But the systems we work in have become heavy and difficult to work in.
So we needed a reset.
For therapists and helpers, that reset is not just about self-care.
It is about building a shield:
around your time,
around your emotional capacity,
around your money,
around your systems,
and around the parts of you that started carrying more than was ever yours.

Hi, I'm Brie Willey and I'm a therapist.
I’m a therapist, coach, writer, and business nerd. I started in the mental health field in 2005 as a case manager, and over time I saw how much helpers were expected to carry.
When I worked in agency settings, I noticed significant stress in myself, my coworkers, and leadership. I eventually found the language for some of it — vicarious trauma, compassion fatigue, secondary trauma — but at the time, one mentor told me that “wasn’t a thing.”
So I kept going.
In 2015, I left agency work and opened my private practice.
I had vision, training, and heart.
And still, I floundered.
At one point, I reached out for business help and was quoted around $10,000 to “fix” my practice.
I got off the phone crying.
Not because I didn’t want support — but because that kind of support was not realistic for where I was.
So I became a die-hard DIYer.
I listened to
All. Of. The. Podcasts
I tested. I learned. I made mistakes. I built slowly.
And eventually, it worked.
But “working” brought its own problems.
I built the practice.
I signed insurance contracts.
I answered calls at all hours.
I offered free consultations constantly.
I did unpaid work between sessions.
I tried to be available, generous, responsive, and responsible.
And at some point, I realized I had built something that helped people — but was also draining me.

Therapist Shield Origin Story

Around that same season, I was completing my doctoral work on compassion fatigue among counselors in private practice.
That research became the seed material for what I now call the therapist archetypes inside Compassion Reset Quest.
And one participant, Cheryl, gave me language I have never forgotten.
She described something she called the therapist shield — a way of creating enough emotional boundary that the trauma did not have to land inside her.
That phrase stayed with me.
Because so many therapists do not need to stop caring.
They need a shield.
At first, I thought diversified income would be the answer.
After finishing my doctorate, I decided to diversify my income and expand to a second business.
I wanted to help therapists and other professionals to diversify their income and actually bring in an income.
Part of that included a blog, and a course I built for therapists.

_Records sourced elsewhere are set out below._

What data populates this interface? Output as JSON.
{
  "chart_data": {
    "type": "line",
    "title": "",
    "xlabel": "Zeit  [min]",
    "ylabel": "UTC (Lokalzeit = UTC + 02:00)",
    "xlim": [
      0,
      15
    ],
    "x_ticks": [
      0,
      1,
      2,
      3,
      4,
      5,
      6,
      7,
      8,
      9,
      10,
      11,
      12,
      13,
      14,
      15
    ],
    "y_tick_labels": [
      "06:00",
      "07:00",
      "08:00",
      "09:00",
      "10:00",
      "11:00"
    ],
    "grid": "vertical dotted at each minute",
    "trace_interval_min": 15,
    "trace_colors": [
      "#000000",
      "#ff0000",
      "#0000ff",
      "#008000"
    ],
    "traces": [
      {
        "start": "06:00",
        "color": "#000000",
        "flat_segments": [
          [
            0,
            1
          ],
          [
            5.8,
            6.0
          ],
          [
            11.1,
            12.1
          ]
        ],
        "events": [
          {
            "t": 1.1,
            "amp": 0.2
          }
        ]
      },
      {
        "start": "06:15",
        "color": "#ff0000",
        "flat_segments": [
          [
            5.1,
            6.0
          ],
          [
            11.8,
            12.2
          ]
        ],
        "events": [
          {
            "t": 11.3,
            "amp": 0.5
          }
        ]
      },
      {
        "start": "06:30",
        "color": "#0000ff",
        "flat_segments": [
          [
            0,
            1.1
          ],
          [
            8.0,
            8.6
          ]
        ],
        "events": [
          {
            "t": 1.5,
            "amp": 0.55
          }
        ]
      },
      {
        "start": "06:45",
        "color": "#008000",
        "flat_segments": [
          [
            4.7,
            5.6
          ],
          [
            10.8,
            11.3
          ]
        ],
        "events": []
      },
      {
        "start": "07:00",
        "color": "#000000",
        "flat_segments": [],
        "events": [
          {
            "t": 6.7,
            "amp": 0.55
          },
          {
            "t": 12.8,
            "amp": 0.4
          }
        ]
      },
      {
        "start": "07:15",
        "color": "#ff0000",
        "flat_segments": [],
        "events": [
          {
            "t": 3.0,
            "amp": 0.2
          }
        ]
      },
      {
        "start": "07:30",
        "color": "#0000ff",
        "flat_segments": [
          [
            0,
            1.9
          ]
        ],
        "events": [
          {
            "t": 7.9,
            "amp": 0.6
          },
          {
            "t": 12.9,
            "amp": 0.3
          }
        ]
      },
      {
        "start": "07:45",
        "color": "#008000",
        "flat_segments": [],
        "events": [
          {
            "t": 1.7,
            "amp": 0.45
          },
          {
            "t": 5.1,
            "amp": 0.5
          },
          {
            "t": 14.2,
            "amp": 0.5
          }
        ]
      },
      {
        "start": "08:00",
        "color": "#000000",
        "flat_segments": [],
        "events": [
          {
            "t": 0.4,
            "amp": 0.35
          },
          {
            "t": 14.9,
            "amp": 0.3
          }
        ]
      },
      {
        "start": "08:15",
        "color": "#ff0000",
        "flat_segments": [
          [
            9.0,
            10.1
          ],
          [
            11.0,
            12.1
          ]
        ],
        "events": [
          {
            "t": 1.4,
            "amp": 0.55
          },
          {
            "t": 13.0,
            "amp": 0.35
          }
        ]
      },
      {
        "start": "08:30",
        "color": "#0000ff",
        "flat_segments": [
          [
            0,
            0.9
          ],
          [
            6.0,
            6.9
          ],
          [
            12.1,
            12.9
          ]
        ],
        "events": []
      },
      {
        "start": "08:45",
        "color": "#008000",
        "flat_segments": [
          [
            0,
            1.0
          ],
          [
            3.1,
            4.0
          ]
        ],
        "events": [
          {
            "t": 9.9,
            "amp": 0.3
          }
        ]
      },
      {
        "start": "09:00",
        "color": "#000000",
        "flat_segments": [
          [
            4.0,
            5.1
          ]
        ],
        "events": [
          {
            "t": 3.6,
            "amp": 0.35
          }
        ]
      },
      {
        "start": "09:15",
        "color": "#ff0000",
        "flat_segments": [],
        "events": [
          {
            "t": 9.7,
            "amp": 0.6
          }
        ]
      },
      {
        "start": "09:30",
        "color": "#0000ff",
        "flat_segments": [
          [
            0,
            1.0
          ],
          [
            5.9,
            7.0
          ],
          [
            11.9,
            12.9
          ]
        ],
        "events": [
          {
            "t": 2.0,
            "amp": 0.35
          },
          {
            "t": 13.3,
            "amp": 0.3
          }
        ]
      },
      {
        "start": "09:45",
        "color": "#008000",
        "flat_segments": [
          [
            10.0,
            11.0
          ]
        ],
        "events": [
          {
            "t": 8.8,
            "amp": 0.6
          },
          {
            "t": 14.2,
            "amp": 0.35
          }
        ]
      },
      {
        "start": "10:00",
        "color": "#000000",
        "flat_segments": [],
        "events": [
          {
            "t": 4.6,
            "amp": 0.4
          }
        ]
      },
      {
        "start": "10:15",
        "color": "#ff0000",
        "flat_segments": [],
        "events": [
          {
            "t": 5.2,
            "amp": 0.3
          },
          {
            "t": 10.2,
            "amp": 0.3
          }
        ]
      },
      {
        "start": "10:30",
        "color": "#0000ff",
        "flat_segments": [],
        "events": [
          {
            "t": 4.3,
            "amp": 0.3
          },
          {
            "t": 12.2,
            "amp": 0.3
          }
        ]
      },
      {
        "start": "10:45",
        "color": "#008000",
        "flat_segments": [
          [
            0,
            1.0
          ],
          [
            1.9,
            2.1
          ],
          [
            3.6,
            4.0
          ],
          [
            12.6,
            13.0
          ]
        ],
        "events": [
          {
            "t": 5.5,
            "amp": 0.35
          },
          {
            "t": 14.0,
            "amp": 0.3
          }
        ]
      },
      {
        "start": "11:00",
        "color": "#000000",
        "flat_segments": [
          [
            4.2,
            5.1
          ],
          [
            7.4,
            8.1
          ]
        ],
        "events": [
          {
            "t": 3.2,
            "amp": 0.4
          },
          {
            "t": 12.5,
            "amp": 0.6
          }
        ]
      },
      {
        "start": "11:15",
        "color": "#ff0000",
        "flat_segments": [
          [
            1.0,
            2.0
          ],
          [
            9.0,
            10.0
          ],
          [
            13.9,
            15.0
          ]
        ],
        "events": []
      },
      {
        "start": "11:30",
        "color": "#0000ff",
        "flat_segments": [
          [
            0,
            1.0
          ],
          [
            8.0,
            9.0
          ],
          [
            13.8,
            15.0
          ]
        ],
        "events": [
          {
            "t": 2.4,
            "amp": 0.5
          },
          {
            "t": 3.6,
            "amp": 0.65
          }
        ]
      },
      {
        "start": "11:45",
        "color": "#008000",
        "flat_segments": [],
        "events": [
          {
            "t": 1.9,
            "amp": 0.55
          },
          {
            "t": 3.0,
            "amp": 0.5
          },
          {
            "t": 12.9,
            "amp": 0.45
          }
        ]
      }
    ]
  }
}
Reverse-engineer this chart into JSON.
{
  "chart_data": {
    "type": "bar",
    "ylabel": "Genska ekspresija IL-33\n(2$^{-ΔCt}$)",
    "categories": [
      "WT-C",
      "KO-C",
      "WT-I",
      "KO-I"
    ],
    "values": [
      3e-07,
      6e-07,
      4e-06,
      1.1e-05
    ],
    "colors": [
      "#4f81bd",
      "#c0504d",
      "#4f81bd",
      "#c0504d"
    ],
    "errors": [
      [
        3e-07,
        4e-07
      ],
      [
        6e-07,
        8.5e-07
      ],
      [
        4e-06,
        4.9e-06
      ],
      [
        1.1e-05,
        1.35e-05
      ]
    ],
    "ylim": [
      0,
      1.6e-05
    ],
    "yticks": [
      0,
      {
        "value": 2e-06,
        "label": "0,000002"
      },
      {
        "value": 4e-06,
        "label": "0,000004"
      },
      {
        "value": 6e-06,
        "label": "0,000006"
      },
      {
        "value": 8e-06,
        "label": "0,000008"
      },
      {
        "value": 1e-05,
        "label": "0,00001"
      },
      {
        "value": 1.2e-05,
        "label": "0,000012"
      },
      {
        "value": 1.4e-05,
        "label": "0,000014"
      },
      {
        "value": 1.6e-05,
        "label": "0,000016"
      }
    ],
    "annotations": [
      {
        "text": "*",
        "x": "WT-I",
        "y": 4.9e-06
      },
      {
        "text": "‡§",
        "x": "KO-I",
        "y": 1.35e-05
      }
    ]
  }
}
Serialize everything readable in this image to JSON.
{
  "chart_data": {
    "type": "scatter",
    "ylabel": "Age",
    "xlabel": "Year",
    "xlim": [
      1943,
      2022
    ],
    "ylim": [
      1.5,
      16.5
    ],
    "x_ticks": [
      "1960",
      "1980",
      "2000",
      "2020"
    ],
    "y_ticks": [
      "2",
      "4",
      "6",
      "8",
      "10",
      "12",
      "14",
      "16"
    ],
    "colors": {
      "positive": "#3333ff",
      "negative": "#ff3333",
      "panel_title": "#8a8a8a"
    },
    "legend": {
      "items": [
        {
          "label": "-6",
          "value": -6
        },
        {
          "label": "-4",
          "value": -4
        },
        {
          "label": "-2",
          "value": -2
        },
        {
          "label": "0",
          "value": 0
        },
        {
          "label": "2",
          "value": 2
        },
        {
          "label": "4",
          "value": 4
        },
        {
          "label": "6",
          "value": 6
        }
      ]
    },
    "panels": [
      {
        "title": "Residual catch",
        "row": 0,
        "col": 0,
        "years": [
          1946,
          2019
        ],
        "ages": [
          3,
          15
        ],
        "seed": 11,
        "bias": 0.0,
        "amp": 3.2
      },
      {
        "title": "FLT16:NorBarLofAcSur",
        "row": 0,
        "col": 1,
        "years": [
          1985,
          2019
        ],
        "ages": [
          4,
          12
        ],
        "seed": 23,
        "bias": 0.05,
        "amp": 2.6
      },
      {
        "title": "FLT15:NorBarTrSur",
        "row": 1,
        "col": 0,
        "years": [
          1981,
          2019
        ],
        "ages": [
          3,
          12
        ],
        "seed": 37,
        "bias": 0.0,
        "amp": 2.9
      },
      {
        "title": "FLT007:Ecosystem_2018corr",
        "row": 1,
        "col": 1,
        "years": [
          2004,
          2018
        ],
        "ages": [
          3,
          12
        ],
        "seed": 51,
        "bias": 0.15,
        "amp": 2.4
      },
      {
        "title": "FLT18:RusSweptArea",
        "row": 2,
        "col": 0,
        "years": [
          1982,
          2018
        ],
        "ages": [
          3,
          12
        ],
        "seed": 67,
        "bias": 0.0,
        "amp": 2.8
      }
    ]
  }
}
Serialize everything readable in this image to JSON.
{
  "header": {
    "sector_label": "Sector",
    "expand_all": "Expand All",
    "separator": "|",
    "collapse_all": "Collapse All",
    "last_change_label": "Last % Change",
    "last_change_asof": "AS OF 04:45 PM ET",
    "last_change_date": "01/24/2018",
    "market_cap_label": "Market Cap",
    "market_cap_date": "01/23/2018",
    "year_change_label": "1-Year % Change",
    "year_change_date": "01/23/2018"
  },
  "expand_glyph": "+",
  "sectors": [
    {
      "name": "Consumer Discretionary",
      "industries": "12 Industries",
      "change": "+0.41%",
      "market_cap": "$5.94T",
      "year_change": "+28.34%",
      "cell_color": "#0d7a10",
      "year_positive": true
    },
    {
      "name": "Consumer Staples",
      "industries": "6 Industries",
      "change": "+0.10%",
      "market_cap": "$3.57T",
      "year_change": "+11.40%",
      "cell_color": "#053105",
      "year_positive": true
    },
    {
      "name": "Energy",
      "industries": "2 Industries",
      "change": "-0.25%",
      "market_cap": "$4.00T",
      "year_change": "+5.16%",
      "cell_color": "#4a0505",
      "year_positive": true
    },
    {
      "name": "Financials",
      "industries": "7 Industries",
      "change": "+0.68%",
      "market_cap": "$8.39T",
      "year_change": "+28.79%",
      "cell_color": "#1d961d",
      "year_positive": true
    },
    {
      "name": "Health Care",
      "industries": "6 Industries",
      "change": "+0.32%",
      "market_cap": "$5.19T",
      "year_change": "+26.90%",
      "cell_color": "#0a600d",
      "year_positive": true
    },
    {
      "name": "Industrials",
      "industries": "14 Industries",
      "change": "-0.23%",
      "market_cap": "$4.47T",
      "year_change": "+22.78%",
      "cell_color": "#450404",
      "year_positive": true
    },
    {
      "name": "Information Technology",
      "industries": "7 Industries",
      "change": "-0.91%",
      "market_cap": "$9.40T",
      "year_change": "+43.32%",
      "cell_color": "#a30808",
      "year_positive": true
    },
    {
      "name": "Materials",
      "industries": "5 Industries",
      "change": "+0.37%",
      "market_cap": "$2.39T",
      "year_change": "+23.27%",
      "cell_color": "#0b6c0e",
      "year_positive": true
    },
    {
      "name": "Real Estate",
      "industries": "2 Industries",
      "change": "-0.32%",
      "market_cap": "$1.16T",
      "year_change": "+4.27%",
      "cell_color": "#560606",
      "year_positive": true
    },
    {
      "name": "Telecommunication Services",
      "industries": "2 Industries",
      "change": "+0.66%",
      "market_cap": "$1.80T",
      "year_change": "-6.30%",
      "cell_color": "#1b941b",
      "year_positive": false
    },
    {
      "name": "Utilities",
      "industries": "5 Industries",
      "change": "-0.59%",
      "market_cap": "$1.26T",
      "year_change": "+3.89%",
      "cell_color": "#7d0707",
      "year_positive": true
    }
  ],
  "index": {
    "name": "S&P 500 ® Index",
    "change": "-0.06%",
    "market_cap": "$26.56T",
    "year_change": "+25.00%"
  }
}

But here’s the part I did not expect.
When I started building a second business, I thought I was creating more freedom.
And in some ways, I was.
I wanted to help therapists and other helpers diversify their income, build beyond the therapy room, and create something that could support them without requiring more clinical hours.
So I built the blog.
I built resources.
I built courses.
I kept learning.
I kept experimenting.
But slowly, I noticed something uncomfortable:
I had carried the same patterns into the second business.
I was still overbuilding.
Still overthinking.
Still trying to make everything useful for everyone.
Still spending too much time creating and not enough time letting the work breathe.
Still treating every idea like it needed to become a whole ecosystem immediately.
The problem was not just the therapy business.
The problem was the way helpers are trained to carry, fix, respond, and overfunction.
And if we do not build a shield, we can recreate the same exhaustion in our “freedom” work too.
It began as language from my doctoral research, but it has become a practical way to help therapists and helpers notice where the work is leaking into places it was never meant to live.
The shield is not a wall.
It is a way to protect your time, emotional capacity, money, systems, and second-business ideas so you can keep caring without carrying everything.